Northern Kentucky head coach John Brannen noted after Tuesday night's loss to Louisville that the Norse lived up to its mantra of "On The Rise" by igniting a fanbase and drawing national attention the past two seasons. NKU is the first program to qualify for national post-season tournaments in its first two seasons eligible. 

The end of the 2018 campaign could have been viewed with disappointment. The Norse, after all, had conquered the Horizon League in the regular season, claiming the conference title with its 15-3 record.

But at the league tournament in Detroit, heralded as the top seed, the Norse were bounced early in a stunning loss to eighth-seeded Cleveland State.
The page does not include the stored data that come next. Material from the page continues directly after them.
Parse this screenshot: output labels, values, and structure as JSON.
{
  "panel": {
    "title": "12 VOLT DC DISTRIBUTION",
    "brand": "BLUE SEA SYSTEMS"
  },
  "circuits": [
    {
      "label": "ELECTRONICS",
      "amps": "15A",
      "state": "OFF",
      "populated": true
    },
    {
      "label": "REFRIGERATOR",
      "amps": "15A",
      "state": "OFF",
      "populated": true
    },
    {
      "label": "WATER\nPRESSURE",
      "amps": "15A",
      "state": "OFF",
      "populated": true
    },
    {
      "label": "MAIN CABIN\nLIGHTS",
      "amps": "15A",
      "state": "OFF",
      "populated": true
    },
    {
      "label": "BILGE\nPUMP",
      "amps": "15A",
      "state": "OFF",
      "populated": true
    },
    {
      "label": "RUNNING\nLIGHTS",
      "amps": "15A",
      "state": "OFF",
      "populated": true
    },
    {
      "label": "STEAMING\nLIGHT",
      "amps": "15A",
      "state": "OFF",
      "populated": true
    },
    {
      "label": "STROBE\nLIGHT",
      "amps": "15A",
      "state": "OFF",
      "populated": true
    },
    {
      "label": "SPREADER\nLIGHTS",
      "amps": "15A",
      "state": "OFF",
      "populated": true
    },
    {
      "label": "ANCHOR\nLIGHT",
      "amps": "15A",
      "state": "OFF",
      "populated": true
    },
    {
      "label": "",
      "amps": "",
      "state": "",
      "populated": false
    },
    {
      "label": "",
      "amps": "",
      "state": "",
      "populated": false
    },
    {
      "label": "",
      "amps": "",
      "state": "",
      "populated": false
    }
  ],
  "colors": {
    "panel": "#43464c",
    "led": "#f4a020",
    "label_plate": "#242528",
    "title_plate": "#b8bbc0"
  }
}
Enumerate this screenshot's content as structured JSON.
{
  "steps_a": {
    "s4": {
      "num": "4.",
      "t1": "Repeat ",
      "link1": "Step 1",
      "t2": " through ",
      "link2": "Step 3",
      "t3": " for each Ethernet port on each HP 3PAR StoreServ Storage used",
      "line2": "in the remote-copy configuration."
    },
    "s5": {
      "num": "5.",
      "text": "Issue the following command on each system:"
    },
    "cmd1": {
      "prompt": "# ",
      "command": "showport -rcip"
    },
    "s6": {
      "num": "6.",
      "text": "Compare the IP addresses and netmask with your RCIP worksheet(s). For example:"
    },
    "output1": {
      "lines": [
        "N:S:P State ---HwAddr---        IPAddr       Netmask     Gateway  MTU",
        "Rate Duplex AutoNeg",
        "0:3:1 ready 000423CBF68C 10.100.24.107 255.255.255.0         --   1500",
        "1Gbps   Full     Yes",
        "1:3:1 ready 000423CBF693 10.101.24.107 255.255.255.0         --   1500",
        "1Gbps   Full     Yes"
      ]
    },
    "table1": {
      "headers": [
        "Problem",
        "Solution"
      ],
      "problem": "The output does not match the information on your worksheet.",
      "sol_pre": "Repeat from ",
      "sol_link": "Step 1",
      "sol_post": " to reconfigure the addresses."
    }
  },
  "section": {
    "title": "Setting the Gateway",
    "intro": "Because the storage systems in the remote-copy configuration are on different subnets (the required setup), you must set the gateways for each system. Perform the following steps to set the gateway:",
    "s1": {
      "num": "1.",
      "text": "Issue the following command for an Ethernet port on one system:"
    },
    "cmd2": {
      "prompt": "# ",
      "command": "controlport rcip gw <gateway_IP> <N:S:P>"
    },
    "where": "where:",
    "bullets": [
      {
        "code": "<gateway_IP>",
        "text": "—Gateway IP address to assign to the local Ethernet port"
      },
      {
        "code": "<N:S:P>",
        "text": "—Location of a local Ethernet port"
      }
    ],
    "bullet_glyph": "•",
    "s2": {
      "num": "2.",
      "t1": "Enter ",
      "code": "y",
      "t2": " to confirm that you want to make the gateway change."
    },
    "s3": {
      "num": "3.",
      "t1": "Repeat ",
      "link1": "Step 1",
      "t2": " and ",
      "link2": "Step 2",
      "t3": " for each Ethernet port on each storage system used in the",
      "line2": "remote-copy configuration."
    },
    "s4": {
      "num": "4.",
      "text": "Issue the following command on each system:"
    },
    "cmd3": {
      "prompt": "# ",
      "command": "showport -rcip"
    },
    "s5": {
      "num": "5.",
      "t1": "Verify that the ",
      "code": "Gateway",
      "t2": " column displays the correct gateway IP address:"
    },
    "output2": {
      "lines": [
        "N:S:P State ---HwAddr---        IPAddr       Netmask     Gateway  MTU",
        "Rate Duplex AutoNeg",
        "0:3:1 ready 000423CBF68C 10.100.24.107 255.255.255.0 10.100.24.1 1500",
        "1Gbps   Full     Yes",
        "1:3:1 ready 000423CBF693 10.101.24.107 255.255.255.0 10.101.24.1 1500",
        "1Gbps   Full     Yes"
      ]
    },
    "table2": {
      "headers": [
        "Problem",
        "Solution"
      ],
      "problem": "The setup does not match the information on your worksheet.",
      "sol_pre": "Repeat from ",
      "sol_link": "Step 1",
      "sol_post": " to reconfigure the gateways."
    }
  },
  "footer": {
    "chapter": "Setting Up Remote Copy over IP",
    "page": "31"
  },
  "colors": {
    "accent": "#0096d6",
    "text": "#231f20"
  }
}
A faltering Louisville squad that had hoped to claim a spot in the NCAA Tournament instead found itself in the National Invitation Tournament, setting up a sequel for NKU after last year's Cinderella run (by way of the Horizon League tournament title) to the Big Dance where it faced the other standard-bearer of college basketball in the Bluegrass State, Kentucky.

Both times, Northern Kentucky fought against its underdog status and threatened to upend its larger, deeper opponent - each with their raucous crowds and rafters full of banners. But both times the Norse stumbled late, shots were missed, the ball was turned over, and NKU was returned to Highland Heights.

But a program "on the rise" will continue to climb, Brannen promised on Tuesday night after the upset bid fell short.

"This will be a program that continues to win championships and continues to push forward that way," Brannen said, "and continue to build our brand in the state of Kentucky and beyond the region. And I couldn't be more proud of the young men in that locker room. They're the reason we're here."

The Norse went toe to toe with the Cardinals early in the game and then bolted out to a halftime lead of 30 to 23. Louisville, which had been dogged by media coverage suggesting that the team did not want to compete in the second-tier post-season tournament, came out swinging in the second half, though. A boisterous crowd at the KFC Yum Center in downtown Louisville was credited by UofL head coach David Padgett for propelling the team back into the game.

A 13-0 run that started late in the third quarter (in this year's NIT, the games feature quarters instead of halves, among other experimental rules) that extended into the fourth put the Cards up ten with 6:28 to play.

NKU (22-10) got back within five with 2:24 remaining, but Louisville (21-13) scored the next five points and put the game out of reach.

Drew McDonald led the Norse, notching his eighteenth double-double of the season with 19 points and 13 rebounds. Lavone Holland II added 15.